# Business Riders Rejoice? Okay, Uber, now add a Tip option!



## RichR (Feb 12, 2016)

If you're registered as an Uber rider, you probably saw this email (I got it this morning):

Subject: Business Riders Rejoice - Auto-Expense your Uber Rides
From: Uber <[email protected]> 
*Uber receipts now expensed automatically*

Expense reports are a pain - we agree - but now, receipts for the rides you take for work can be automatically sent to your expense provider. Simply link Concur, Certify or Chrome River with your business profile.

Visit "Settings" in the Uber app.
Tap "Business" in the Profiles section.
Tap "Expense Provider" and link with your Business Profile.
Keep riding and save time on expensing!
As a rider and a driver, I'm glad Uber is (finally) adding this feature. Anything that makes it easier for business riders to use Uber is good.

But, *as a business rider on an expense account, *I want Uber to put a tip option in the app (at least for business riders). My employer _expects _me to tip cab drivers on my company credit card. And _every cab's credit card payment system has a tip option._ That means riders don't have to worry about having cash or the correct change to leave a good tip. When I use cash, I either eat it or submit it for reimbursement.

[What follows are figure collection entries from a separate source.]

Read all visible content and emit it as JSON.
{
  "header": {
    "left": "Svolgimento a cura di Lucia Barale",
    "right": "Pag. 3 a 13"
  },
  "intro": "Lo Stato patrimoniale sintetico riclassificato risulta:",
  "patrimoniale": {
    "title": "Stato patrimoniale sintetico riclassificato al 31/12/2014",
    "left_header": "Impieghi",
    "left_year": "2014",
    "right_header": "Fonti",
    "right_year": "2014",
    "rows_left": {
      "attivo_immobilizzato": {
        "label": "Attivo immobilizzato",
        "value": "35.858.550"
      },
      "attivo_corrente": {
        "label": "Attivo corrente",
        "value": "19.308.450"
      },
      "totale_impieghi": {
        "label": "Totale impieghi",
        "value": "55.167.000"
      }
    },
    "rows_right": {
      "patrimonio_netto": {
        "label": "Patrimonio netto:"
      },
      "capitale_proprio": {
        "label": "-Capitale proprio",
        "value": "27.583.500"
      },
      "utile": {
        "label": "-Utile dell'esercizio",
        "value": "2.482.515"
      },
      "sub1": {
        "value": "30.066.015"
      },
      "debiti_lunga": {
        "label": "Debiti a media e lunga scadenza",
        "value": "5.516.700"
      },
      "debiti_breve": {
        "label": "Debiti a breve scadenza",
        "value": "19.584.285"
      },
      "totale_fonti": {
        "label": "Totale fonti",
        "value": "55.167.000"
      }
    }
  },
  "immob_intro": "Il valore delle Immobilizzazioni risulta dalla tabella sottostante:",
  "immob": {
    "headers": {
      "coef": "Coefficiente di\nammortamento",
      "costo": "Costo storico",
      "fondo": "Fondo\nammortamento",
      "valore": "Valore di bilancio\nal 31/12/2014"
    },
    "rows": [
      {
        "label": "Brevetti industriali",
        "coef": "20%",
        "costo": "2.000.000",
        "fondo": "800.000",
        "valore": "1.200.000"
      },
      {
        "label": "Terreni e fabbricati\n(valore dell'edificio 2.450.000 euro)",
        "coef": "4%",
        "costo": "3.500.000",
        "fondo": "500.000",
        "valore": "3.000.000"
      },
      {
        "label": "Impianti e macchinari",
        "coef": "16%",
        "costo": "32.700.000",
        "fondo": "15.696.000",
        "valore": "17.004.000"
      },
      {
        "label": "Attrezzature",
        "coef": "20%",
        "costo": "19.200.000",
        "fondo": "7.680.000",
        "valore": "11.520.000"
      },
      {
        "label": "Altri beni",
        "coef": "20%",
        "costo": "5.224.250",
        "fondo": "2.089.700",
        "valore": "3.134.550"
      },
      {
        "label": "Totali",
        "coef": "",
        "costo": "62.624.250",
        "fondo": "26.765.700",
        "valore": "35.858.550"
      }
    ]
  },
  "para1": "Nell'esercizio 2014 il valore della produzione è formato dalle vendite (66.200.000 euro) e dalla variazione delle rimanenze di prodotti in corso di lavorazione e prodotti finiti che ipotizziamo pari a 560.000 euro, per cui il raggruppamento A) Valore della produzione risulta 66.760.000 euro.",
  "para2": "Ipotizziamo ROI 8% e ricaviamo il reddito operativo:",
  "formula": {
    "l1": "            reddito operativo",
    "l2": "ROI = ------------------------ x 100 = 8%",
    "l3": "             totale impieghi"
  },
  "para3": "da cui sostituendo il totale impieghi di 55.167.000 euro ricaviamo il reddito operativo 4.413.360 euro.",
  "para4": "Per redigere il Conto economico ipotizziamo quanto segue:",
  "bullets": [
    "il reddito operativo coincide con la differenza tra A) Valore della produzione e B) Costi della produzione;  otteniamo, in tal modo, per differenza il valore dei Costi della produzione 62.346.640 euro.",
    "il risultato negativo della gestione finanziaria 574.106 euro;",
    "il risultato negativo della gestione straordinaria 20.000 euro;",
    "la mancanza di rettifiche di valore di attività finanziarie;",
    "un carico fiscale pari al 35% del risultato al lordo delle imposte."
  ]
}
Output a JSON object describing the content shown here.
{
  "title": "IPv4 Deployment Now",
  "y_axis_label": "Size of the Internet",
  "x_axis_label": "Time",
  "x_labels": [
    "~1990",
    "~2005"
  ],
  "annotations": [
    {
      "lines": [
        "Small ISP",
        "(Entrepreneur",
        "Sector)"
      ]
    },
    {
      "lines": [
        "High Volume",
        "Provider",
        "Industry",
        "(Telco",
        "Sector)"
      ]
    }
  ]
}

C'mon, Uber. Even if you want to take your cut of the tip, just do it already. For business riders, at least.


----------



## Greguzzi (Jan 9, 2016)

It's never going to happen so long as Travi K is running Uber.


----------



## secretadmirer (Jul 19, 2015)

If you really want to receive tips, give up uber and driver for Crapids yellow cab or century cab. $3/ mile and split the fare and gas. No other expenses. Much better chance of receiving tips. Like greguzzi said, travee boy isn't going to allow a tip option. I don't know how anyone can drive for .70/mile. Uber will keep lowing the fare rate as long as people are willing to drive for them. Look around you. Detroit is 30cents/mile. It could easily happen in other places.


----------



## RichR (Feb 12, 2016)

secretadmirer said:


> Look around you. Detroit is 30cents/mile.


It's also 30¢ a minute there.

But I hear you.

And Travis will introduce the tipping option if and as soon as he decides it will increase the Uber bottom line.


----------